Of which, the passenger indicator data is from the clearing data generated by the ACC system, and it is sent to the COCC data interface server in real-time in the form of file. The ACC system generates a large number of data files every day, and the size of the largest individual file is up to hundreds of megabytes. In order to meet the needs of real-time monitoring, the COCC system, in addition to receiving the data of these files, must perform the real-time calculation and processing on the data, to obtain the accurate prediction and early-warning data.
In the face of such a large amount of real-time processing tasks, it is difficult for the conventional stand-alone program to ensure the timeliness and accuracy of data processing.
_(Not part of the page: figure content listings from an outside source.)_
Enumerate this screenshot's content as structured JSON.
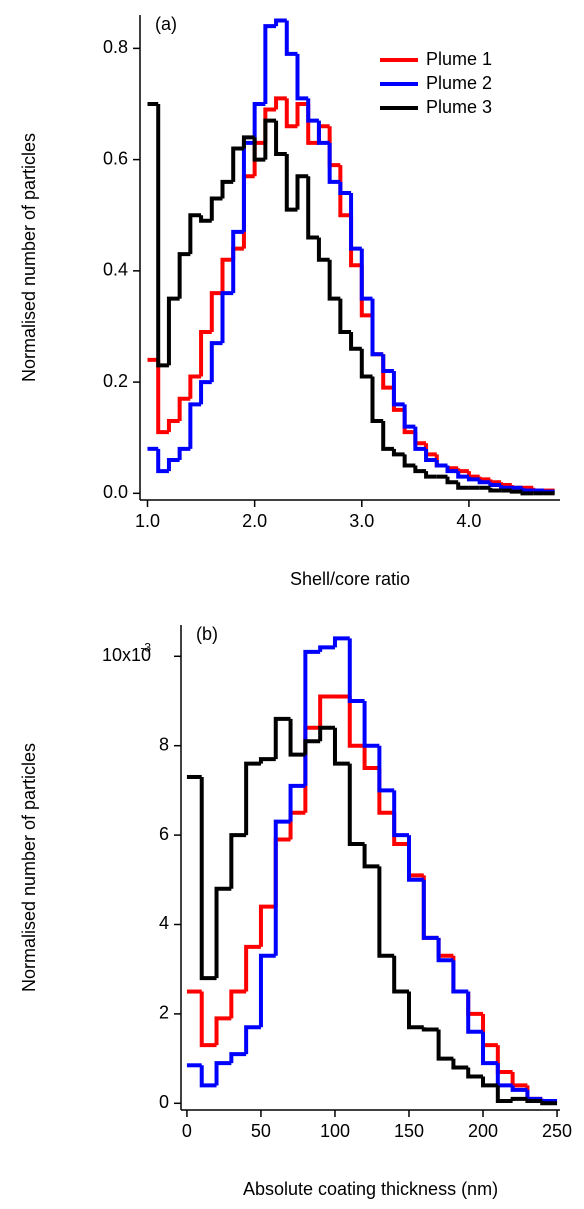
{
  "chart_data": [
    {
      "type": "histogram",
      "annotation": "(a)",
      "xlabel": "Shell/core ratio",
      "ylabel": "Normalised number of particles",
      "xlim": [
        0.93,
        4.85
      ],
      "ylim": [
        -0.012,
        0.86
      ],
      "xticks": [
        {
          "value": 1,
          "label": "1.0"
        },
        {
          "value": 2,
          "label": "2.0"
        },
        {
          "value": 3,
          "label": "3.0"
        },
        {
          "value": 4,
          "label": "4.0"
        }
      ],
      "yticks": [
        {
          "value": 0,
          "label": "0.0"
        },
        0.2,
        0.4,
        0.6,
        0.8
      ],
      "legend": "upper right",
      "bins": [
        1.0,
        1.1,
        1.2,
        1.3,
        1.4,
        1.5,
        1.6,
        1.7,
        1.8,
        1.9,
        2.0,
        2.1,
        2.2,
        2.3,
        2.4,
        2.5,
        2.6,
        2.7,
        2.8,
        2.9,
        3.0,
        3.1,
        3.2,
        3.3,
        3.4,
        3.5,
        3.6,
        3.7,
        3.8,
        3.9,
        4.0,
        4.1,
        4.2,
        4.3,
        4.4,
        4.5,
        4.6,
        4.7,
        4.8
      ],
      "series": [
        {
          "name": "Plume 1",
          "color": "#ff0000",
          "values": [
            0.24,
            0.11,
            0.13,
            0.17,
            0.21,
            0.29,
            0.36,
            0.42,
            0.44,
            0.57,
            0.63,
            0.69,
            0.71,
            0.66,
            0.7,
            0.63,
            0.66,
            0.59,
            0.5,
            0.41,
            0.32,
            0.25,
            0.19,
            0.15,
            0.11,
            0.09,
            0.07,
            0.05,
            0.045,
            0.04,
            0.03,
            0.025,
            0.02,
            0.015,
            0.01,
            0.01,
            0.005,
            0.005
          ]
        },
        {
          "name": "Plume 2",
          "color": "#0000ff",
          "values": [
            0.08,
            0.04,
            0.06,
            0.08,
            0.16,
            0.2,
            0.27,
            0.36,
            0.47,
            0.63,
            0.7,
            0.84,
            0.85,
            0.79,
            0.71,
            0.67,
            0.63,
            0.56,
            0.54,
            0.44,
            0.35,
            0.25,
            0.22,
            0.16,
            0.12,
            0.08,
            0.06,
            0.05,
            0.04,
            0.03,
            0.025,
            0.02,
            0.015,
            0.01,
            0.01,
            0.005,
            0.005,
            0.003
          ]
        },
        {
          "name": "Plume 3",
          "color": "#000000",
          "values": [
            0.7,
            0.23,
            0.35,
            0.43,
            0.5,
            0.49,
            0.53,
            0.56,
            0.62,
            0.64,
            0.6,
            0.67,
            0.61,
            0.51,
            0.57,
            0.46,
            0.42,
            0.35,
            0.29,
            0.26,
            0.21,
            0.13,
            0.08,
            0.07,
            0.05,
            0.04,
            0.03,
            0.03,
            0.02,
            0.01,
            0.01,
            0.01,
            0.005,
            0.005,
            0.003,
            0,
            0,
            0
          ]
        }
      ]
    },
    {
      "type": "histogram",
      "annotation": "(b)",
      "xlabel": "Absolute coating thickness (nm)",
      "ylabel": "Normalised number of particles",
      "xlim": [
        -4,
        252
      ],
      "ylim": [
        -0.15,
        10.7
      ],
      "xticks": [
        0,
        50,
        100,
        150,
        200,
        250
      ],
      "yticks": [
        0,
        2,
        4,
        6,
        8,
        {
          "value": 10,
          "label": "10x10",
          "sup": "-3"
        }
      ],
      "bins": [
        0,
        10,
        20,
        30,
        40,
        50,
        60,
        70,
        80,
        90,
        100,
        110,
        120,
        130,
        140,
        150,
        160,
        170,
        180,
        190,
        200,
        210,
        220,
        230,
        240,
        250
      ],
      "series": [
        {
          "name": "Plume 1",
          "color": "#ff0000",
          "values": [
            2.5,
            1.3,
            1.9,
            2.5,
            3.5,
            4.4,
            5.9,
            6.5,
            8.4,
            9.1,
            9.1,
            8.0,
            7.5,
            6.5,
            5.8,
            5.1,
            3.7,
            3.3,
            2.5,
            2.0,
            1.3,
            0.7,
            0.4,
            0.1,
            0.05
          ]
        },
        {
          "name": "Plume 2",
          "color": "#0000ff",
          "values": [
            0.85,
            0.4,
            0.9,
            1.1,
            1.7,
            3.3,
            6.3,
            7.1,
            10.1,
            10.2,
            10.4,
            9.0,
            8.0,
            7.0,
            6.0,
            5.0,
            3.7,
            3.2,
            2.5,
            1.6,
            0.9,
            0.4,
            0.3,
            0.1,
            0.05
          ]
        },
        {
          "name": "Plume 3",
          "color": "#000000",
          "values": [
            7.3,
            2.8,
            4.8,
            6.0,
            7.6,
            7.7,
            8.6,
            7.8,
            8.1,
            8.4,
            7.6,
            5.8,
            5.3,
            3.3,
            2.5,
            1.7,
            1.65,
            1.0,
            0.8,
            0.6,
            0.4,
            0.05,
            0.1,
            0.05,
            0.0
          ]
        }
      ]
    }
  ]
}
We adopt the common processing method in the field of big data processing, namely, using the distributed architecture to perform the real-time streaming processing on the ACC passenger traffic data.
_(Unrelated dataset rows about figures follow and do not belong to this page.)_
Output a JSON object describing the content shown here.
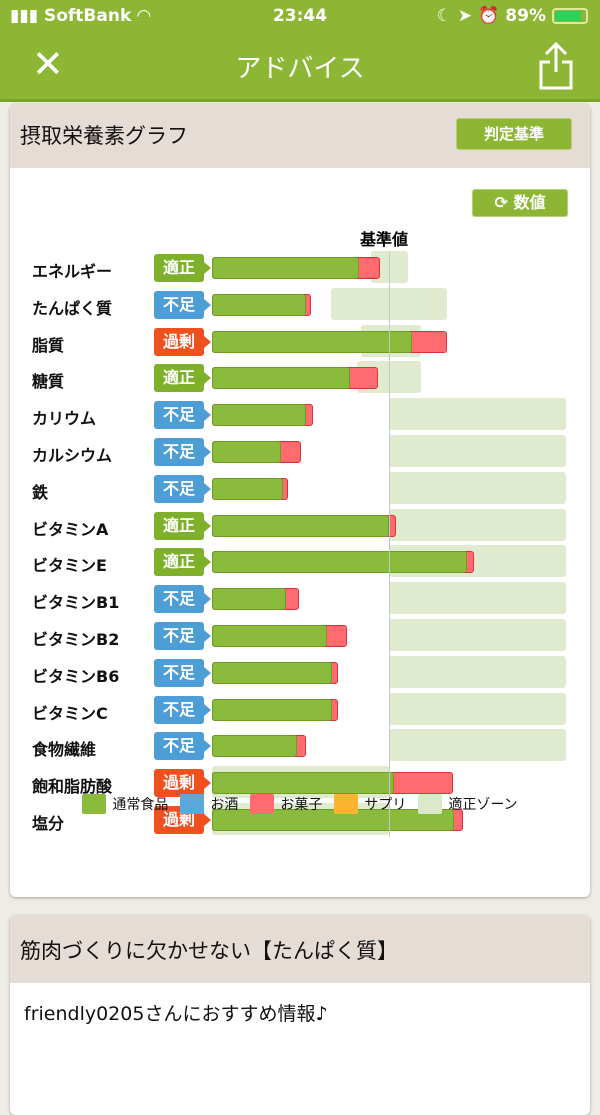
{
  "status": {
    "carrier": "SoftBank",
    "time": "23:44",
    "battery": "89%"
  },
  "header": {
    "title": "アドバイス"
  },
  "graph": {
    "title": "摂取栄養素グラフ",
    "criteria_button": "判定基準",
    "values_button": "数値",
    "reference_label": "基準値"
  },
  "colors": {
    "food": "#8bbb3c",
    "alcohol": "#5aa8dc",
    "snack": "#ff6b6e",
    "supplement": "#fbb330",
    "zone": "#dbe8c9",
    "adequate": "#7fb02b",
    "deficient": "#4d9ed6",
    "excess": "#f0501e"
  },
  "chart_data": {
    "type": "bar",
    "orientation": "horizontal",
    "stacked": true,
    "unit": "% of reference",
    "reference": 100,
    "categories": [
      "エネルギー",
      "たんぱく質",
      "脂質",
      "糖質",
      "カリウム",
      "カルシウム",
      "鉄",
      "ビタミンA",
      "ビタミンE",
      "ビタミンB1",
      "ビタミンB2",
      "ビタミンB6",
      "ビタミンC",
      "食物繊維",
      "飽和脂肪酸",
      "塩分"
    ],
    "status": [
      "適正",
      "不足",
      "過剰",
      "適正",
      "不足",
      "不足",
      "不足",
      "適正",
      "適正",
      "不足",
      "不足",
      "不足",
      "不足",
      "不足",
      "過剰",
      "過剰"
    ],
    "series": [
      {
        "name": "通常食品",
        "values": [
          83,
          53,
          113,
          78,
          53,
          39,
          40,
          100,
          144,
          42,
          65,
          68,
          68,
          48,
          103,
          137
        ]
      },
      {
        "name": "お菓子",
        "values": [
          12,
          3,
          20,
          16,
          4,
          11,
          3,
          4,
          4,
          7,
          11,
          3,
          3,
          5,
          33,
          5
        ]
      }
    ],
    "zones": [
      [
        90,
        111
      ],
      [
        67,
        133
      ],
      [
        84,
        118
      ],
      [
        82,
        118
      ],
      [
        100,
        200
      ],
      [
        100,
        200
      ],
      [
        100,
        200
      ],
      [
        100,
        200
      ],
      [
        100,
        200
      ],
      [
        100,
        200
      ],
      [
        100,
        200
      ],
      [
        100,
        200
      ],
      [
        100,
        200
      ],
      [
        100,
        200
      ],
      [
        0,
        100
      ],
      [
        0,
        100
      ]
    ],
    "legend": [
      "通常食品",
      "お酒",
      "お菓子",
      "サプリ",
      "適正ゾーン"
    ]
  },
  "article": {
    "title": "筋肉づくりに欠かせない【たんぱく質】",
    "subtitle": "friendly0205さんにおすすめ情報♪"
  }
}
I.The distributed architecture ensures the stability of the?system
As shown in the figure above, our system uses a distributed architecture. The Zookeeper cluster provides coordination and synchronization services for distributed programs such as Kafka and Storm. The Kafka cluster functions as a data buffer in the system. Before processed by Storm, the data is cached in the Kafka cluster. The Storm cluster is a real-time data processing framework that processes data in a pipelined manner, and allows programmers to easily have the powerful distributed processing capability without considering the underlying distributed implementation details.
When the system processing efficiency drops, it may be linearly improved simply by modifying the startup parameter and increasing the number of cluster nodes. Besides, our data processing tasks are running on the Storm cluster, when downtime occurs due to failure in any of the nodes in the cluster, the unprocessed data will be automatically transferred to another node for subsequent processing, without causing data loss or delay.
II.The Storm stream processing framework ensures the data?is processed timely.
Storm processes the data in a pipelined manner, which is also known as "streaming data processing." As shown in the figure above, each topology task is like a tree. The root is the source of the topology, and it is responsible for receiving data from Kafka, and performing some pre-processing, and then distributing the data to the downstream node. After receiving the distributed data from the upstream, the downstream node will continue to process the data and then store it into the database after processing.